Networking vendor Cisco says it is working with Indian telcos to help them monetize their respective 5G investments, especially with private 5G use cases.
The US-based company intends to leverage its positioning in the enterprise space to tap the private 5G network opportunity in India. It is also open to working directly with enterprises on rolling out private 5G networks.
“We see the rollout taking place at a very rapid pace with both the service providers (Jio and Bharti Airtel). We are also working with them to see what more we can do in the area of monetization of the use cases, especially around private 5G as a service model,” Anand Bhaskar, managing director, service providers, Cisco India & SAARC was quoted as saying by the Economic Times.
He said that the uptake of 5G private networks will be based on use cases.
“You need to have a use case which will determine an enterprise to have spectrum, build the network and be able to monetize that,” he further added.
Early days, says Cisco
However, Daisy Chittilapilly, president, Cisco India & SAARC, said separately at the Cisco India Summit that India is in the early stages of private 5G, and use cases have yet to emerge in the country.
“It is a co-creation space, commercial rollouts have to happen, use cases have to materialize and monetization and business models have to be clear,” Chittilapilly said.
Last year, India approved the direct allocation of 5G spectrum to enterprises in June 2022. However, it hasn’t yet spelled out the specifics of the methodology of allocation.
The country’s Department of Telecommunication (DoT) may seek the opinion of the law ministry regarding the allocation of spectrum to enterprises for private networks.
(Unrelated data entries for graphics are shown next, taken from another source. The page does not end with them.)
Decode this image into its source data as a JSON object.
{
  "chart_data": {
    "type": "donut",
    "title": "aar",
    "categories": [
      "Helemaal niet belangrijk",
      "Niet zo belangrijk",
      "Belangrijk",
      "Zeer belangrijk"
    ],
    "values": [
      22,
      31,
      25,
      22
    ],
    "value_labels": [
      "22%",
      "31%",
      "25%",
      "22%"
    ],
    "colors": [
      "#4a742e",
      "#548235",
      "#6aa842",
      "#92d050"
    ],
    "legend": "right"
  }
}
However, attorney general R Venkataramani earlier this month advised the DoT to allocate spectrum through the auction process.
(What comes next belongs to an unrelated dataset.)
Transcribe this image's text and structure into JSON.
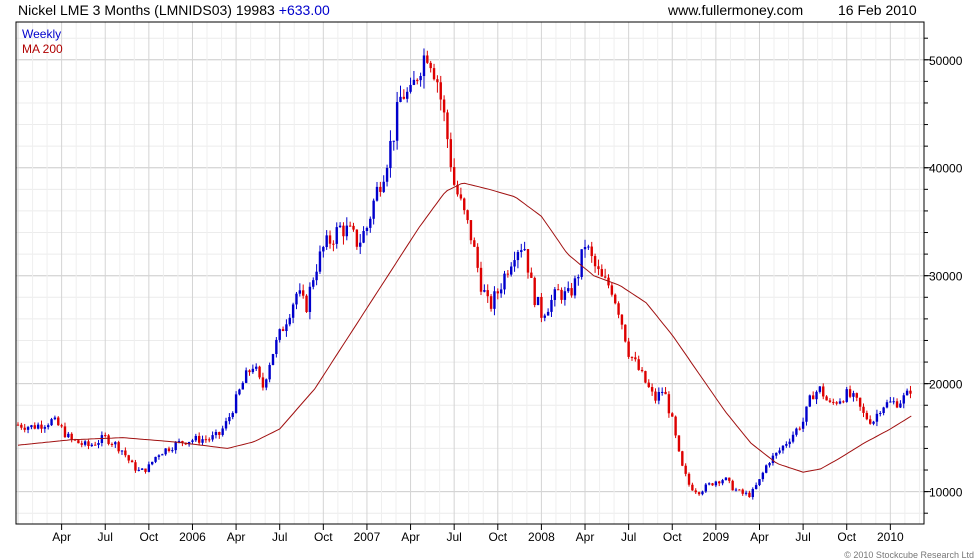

As per media reports, Venkataramani’s comment is a potential setback for enterprises that wanted 5G spectrum allocated through the administrative route.
Indian telecom operators have opposed any direct allocation to enterprises, alleging that it would distort the level playing field and give technology players a backdoor entry to provide 5G services to enterprises.
India’s first private 5G deployment
Notably, India has already witnessed its first private 5G network, enabled by the second largest telco, Bharti Airtel. The Sunil Mittal-led telco recently deployed a private 5G network at Tech Mahindra’s Chakan manufacturing facility under a strategic partnership. The facility has become India’s first 5G-enabled automobile manufacturing unit.
Bhaskar said that despite a lag of two to three years in launching 5G, India will leapfrog with telcos rapidly expanding their 5G networks across the country. He added, however, that there have not been any major deployments so far and it will take some time “as we see what will work with the customers or with the service providers.”
“We are seeing use cases (for private networks) in large mines, large open areas, which need to be networked and connected. Once the enterprises have the economic model and the monetization model, that will help determine how much they can afford in the auction to pay for the spectrum. Otherwise, they have the fallback to work with a service provider and deliver those services,” said Bhaskar.